Examples of organisations using technology to transform learning were drawn from expert interviews, stakeholder focus groups, and recommendations from education leaders across the country. From that process, the 2016 NETP recognized P2PU and CPL and their work on Learning Circles as exhibiting some of the actions and attributes key to transforming learning through technology.
The 2016 National Education Technology Plan, Future Ready Learning: Reimagining the Role of Technology in Education, articulates a vision of equity, active use, and collaborative leadership to make everywhere, all-the-time learning possible. While acknowledging the continuing need to provide greater equity of access to technology itself, the plan goes further to call upon all involved in American education to ensure equity of access to transformational learning experiences enabled by technology.

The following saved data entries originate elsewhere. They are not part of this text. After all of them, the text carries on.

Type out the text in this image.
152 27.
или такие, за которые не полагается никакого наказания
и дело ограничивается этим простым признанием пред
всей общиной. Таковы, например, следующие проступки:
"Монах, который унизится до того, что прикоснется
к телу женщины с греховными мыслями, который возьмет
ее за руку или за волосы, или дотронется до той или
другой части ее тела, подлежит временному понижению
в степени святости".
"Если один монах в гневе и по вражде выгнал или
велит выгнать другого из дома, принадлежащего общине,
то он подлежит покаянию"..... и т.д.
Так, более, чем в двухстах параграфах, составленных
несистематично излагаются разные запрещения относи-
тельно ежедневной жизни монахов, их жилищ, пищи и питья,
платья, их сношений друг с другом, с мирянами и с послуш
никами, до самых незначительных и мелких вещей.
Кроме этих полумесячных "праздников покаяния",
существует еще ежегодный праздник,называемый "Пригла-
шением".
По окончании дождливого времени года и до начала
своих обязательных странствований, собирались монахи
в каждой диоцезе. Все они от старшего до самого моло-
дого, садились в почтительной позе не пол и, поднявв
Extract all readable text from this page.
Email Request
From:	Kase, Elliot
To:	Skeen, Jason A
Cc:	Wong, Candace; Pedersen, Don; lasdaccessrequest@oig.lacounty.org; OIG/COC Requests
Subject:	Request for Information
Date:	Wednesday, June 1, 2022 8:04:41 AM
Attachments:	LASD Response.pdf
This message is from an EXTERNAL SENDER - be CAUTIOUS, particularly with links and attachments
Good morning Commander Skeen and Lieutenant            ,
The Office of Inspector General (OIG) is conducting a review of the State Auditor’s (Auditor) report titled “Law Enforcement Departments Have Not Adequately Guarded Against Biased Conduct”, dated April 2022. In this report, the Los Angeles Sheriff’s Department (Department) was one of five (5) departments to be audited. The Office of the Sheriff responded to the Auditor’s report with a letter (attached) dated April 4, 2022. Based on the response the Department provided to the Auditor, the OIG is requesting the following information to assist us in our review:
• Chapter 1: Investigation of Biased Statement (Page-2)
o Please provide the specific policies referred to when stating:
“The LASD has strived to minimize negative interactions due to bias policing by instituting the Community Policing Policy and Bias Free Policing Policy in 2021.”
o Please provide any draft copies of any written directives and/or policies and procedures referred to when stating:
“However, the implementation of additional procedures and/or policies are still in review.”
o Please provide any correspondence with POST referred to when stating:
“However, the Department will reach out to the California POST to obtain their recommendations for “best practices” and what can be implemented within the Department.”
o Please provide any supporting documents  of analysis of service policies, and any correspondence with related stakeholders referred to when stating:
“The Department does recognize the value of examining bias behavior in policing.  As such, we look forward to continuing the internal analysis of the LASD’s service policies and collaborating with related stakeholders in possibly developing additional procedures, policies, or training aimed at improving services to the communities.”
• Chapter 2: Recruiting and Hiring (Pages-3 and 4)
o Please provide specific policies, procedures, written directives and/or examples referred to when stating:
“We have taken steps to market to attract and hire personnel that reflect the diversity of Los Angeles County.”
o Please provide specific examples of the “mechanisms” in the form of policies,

“Technology has the potential to bring remarkable new possibilities to teaching and learning by providing teachers with opportunities to share best practices, and offer parents platforms for engaging more deeply and immediately in their children’s learning. It can change the experiences of students in the most challenging circumstances by helping educators to personalize the learning experience based on students’ needs and interests—meeting our students where they are and challenging them to reach even higher. This year’s update to the NETP includes a strong focus on equity because every student deserves an equal chance to engage in educational experiences powered by technology that can support and accelerate learning, “ said US Education Secretary Arne Duncan.

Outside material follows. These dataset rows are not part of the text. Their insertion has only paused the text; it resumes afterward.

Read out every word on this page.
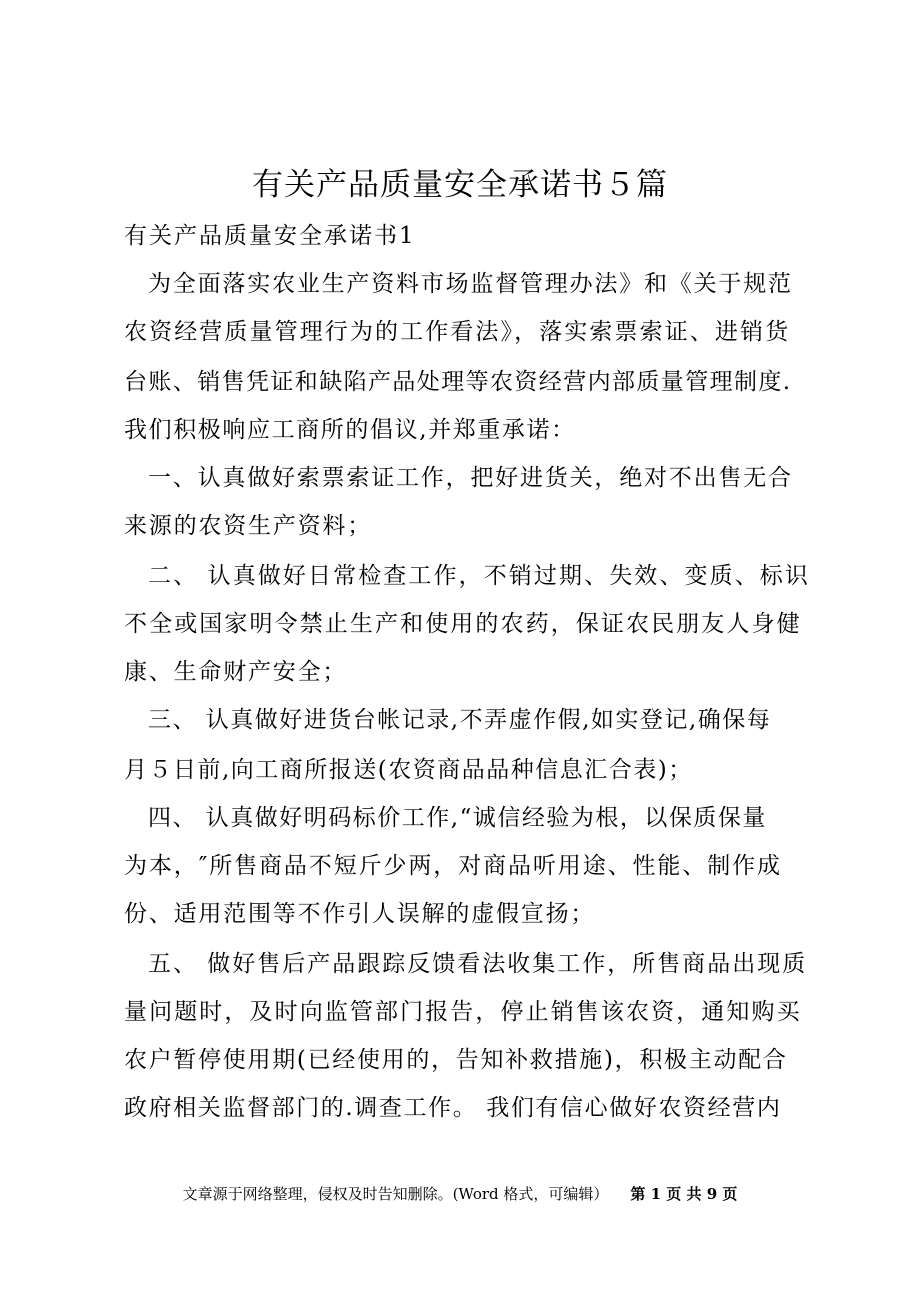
有关产品质量安全承诺书５篇
有关产品质量安全承诺书1
为全面落实农业生产资料市场监督管理办法》和《关于规范
农资经营质量管理行为的工作看法》，落实索票索证、进销货
台账、销售凭证和缺陷产品处理等农资经营内部质量管理制度.
我们积极响应工商所的倡议,并郑重承诺：
一、认真做好索票索证工作，把好进货关，绝对不出售无合
来源的农资生产资料；
二、 认真做好日常检查工作，不销过期、失效、变质、标识
不全或国家明令禁止生产和使用的农药，保证农民朋友人身健
康、生命财产安全；
三、 认真做好进货台帐记录,不弄虚作假,如实登记,确保每
月５日前,向工商所报送(农资商品品种信息汇合表)；
四、 认真做好明码标价工作,“诚信经验为根，以保质保量
为本，″所售商品不短斤少两，对商品听用途、性能、制作成
份、适用范围等不作引人误解的虚假宣扬；
五、 做好售后产品跟踪反馈看法收集工作，所售商品出现质
量问题时，及时向监管部门报告，停止销售该农资，通知购买
农户暂停使用期(已经使用的，告知补救措施)，积极主动配合
政府相关监督部门的.调查工作。 我们有信心做好农资经营内
文章源于网络整理，侵权及时告知删除。(Word 格式，可编辑） 第 1 页 共 9 页
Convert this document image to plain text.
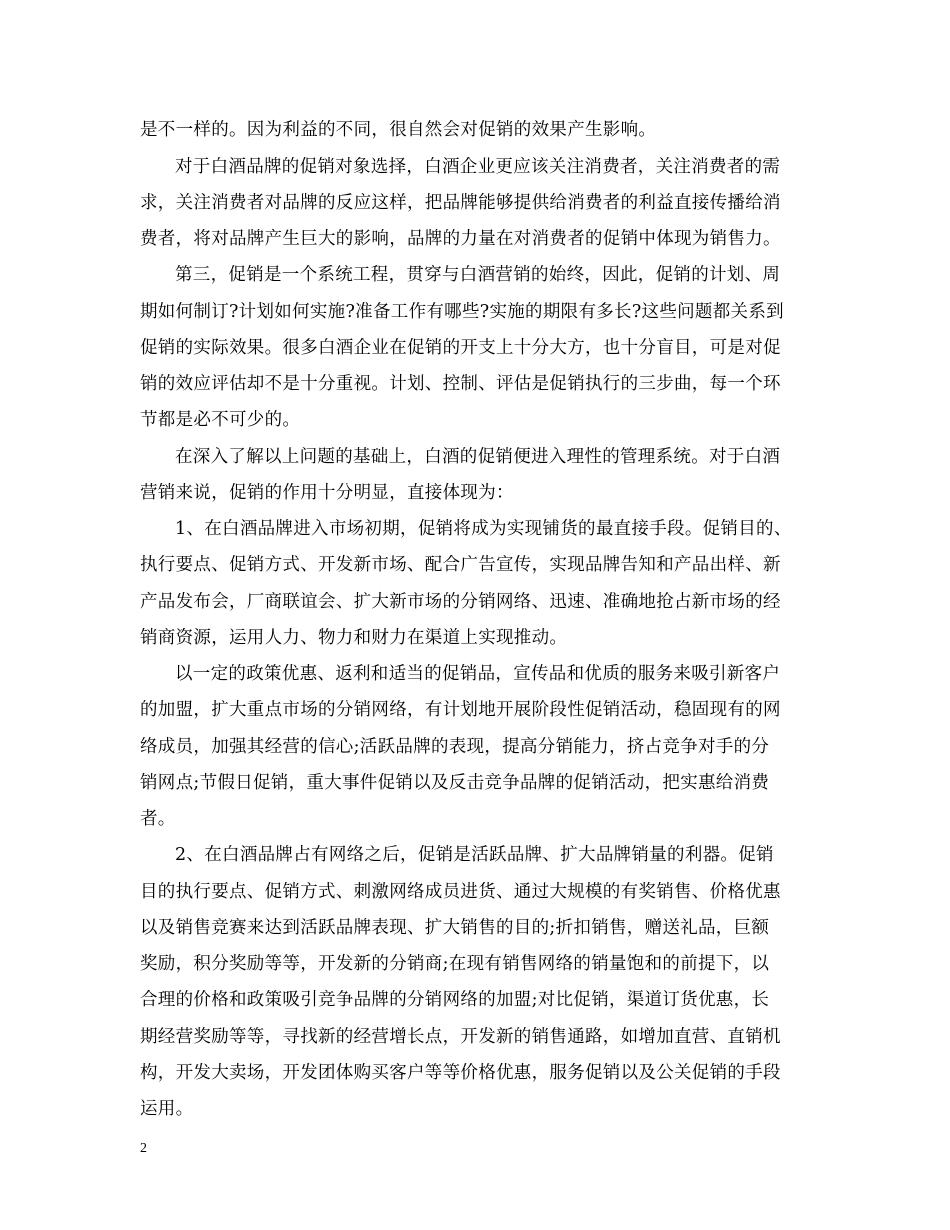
是不一样的。因为利益的不同，很自然会对促销的效果产生影响。
对于白酒品牌的促销对象选择，白酒企业更应该关注消费者，关注消费者的需
求，关注消费者对品牌的反应这样，把品牌能够提供给消费者的利益直接传播给消
费者，将对品牌产生巨大的影响，品牌的力量在对消费者的促销中体现为销售力。
第三，促销是一个系统工程，贯穿与白酒营销的始终，因此，促销的计划、周
期如何制订?计划如何实施?准备工作有哪些?实施的期限有多长?这些问题都关系到
促销的实际效果。很多白酒企业在促销的开支上十分大方，也十分盲目，可是对促
销的效应评估却不是十分重视。计划、控制、评估是促销执行的三步曲，每一个环
节都是必不可少的。
在深入了解以上问题的基础上，白酒的促销便进入理性的管理系统。对于白酒
营销来说，促销的作用十分明显，直接体现为：
1、在白酒品牌进入市场初期，促销将成为实现铺货的最直接手段。促销目的、
执行要点、促销方式、开发新市场、配合广告宣传，实现品牌告知和产品出样、新
产品发布会，厂商联谊会、扩大新市场的分销网络、迅速、准确地抢占新市场的经
销商资源，运用人力、物力和财力在渠道上实现推动。
以一定的政策优惠、返利和适当的促销品，宣传品和优质的服务来吸引新客户
的加盟，扩大重点市场的分销网络，有计划地开展阶段性促销活动，稳固现有的网
络成员，加强其经营的信心;活跃品牌的表现，提高分销能力，挤占竞争对手的分
销网点;节假日促销，重大事件促销以及反击竞争品牌的促销活动，把实惠给消费
者。
2、在白酒品牌占有网络之后，促销是活跃品牌、扩大品牌销量的利器。促销
目的执行要点、促销方式、刺激网络成员进货、通过大规模的有奖销售、价格优惠
以及销售竞赛来达到活跃品牌表现、扩大销售的目的;折扣销售，赠送礼品，巨额
奖励，积分奖励等等，开发新的分销商;在现有销售网络的销量饱和的前提下，以
合理的价格和政策吸引竞争品牌的分销网络的加盟;对比促销，渠道订货优惠，长
期经营奖励等等，寻找新的经营增长点，开发新的销售通路，如增加直营、直销机
构，开发大卖场，开发团体购买客户等等价格优惠，服务促销以及公关促销的手段
运用。
2
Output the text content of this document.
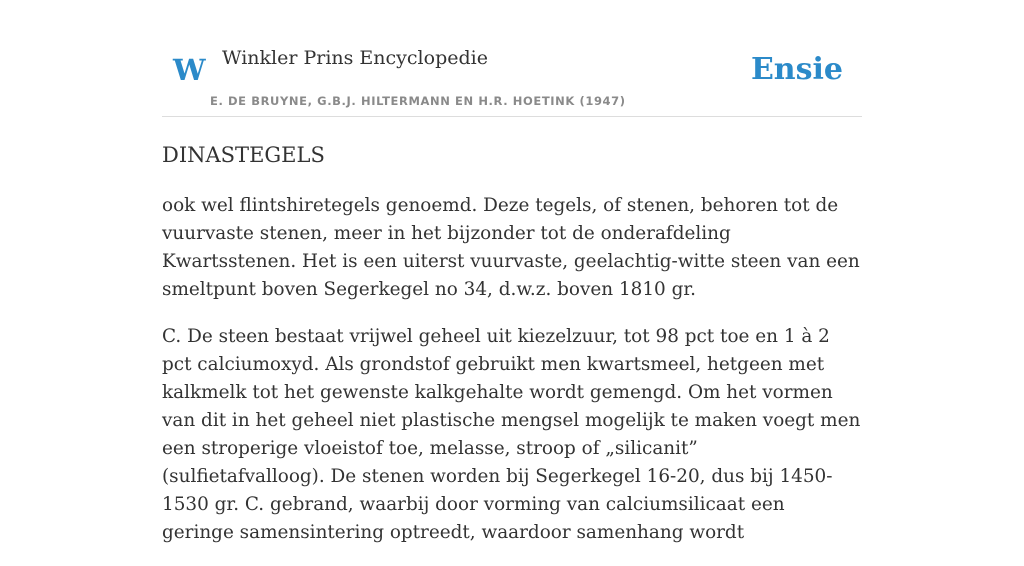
W Winkler Prins Encyclopedie
E. DE BRUYNE, G.B.J. HILTERMANN EN H.R. HOETINK (1947)
Ensie
DINASTEGELS

ook wel flintshiretegels genoemd. Deze tegels, of stenen, behoren tot de vuurvaste stenen, meer in het bijzonder tot de onderafdeling Kwartsstenen. Het is een uiterst vuurvaste, geelachtig-witte steen van een smeltpunt boven Segerkegel no 34, d.w.z. boven 1810 gr.

C. De steen bestaat vrijwel geheel uit kiezelzuur, tot 98 pct toe en 1 à 2 pct calciumoxyd. Als grondstof gebruikt men kwartsmeel, hetgeen met kalkmelk tot het gewenste kalkgehalte wordt gemengd. Om het vormen van dit in het geheel niet plastische mengsel mogelijk te maken voegt men een stroperige vloeistof toe, melasse, stroop of „silicanit” (sulfietafvalloog). De stenen worden bij Segerkegel 16-20, dus bij 1450-1530 gr. C. gebrand, waarbij door vorming van calciumsilicaat een geringe samensintering optreedt, waardoor samenhang wordt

P2PU and Chicago Public Library, with funding from the Knight Foundation, have been running Learning Circles in 14 CPL branches since the Spring of 2015. Learning Circles are lightly-facilitated groups who meet together face-to-face in library branches to work through online course materials and MOOCs from a variety of online learning providers. Groups have met to study fiction writing, introductory courses to HTML, public speaking skills and GED Prep mathematics, among other topics. The Learning Circles model has shown that face-to-face learning results in improved levels of confidence for learners, and higher retention and completion rates than in online-only courses.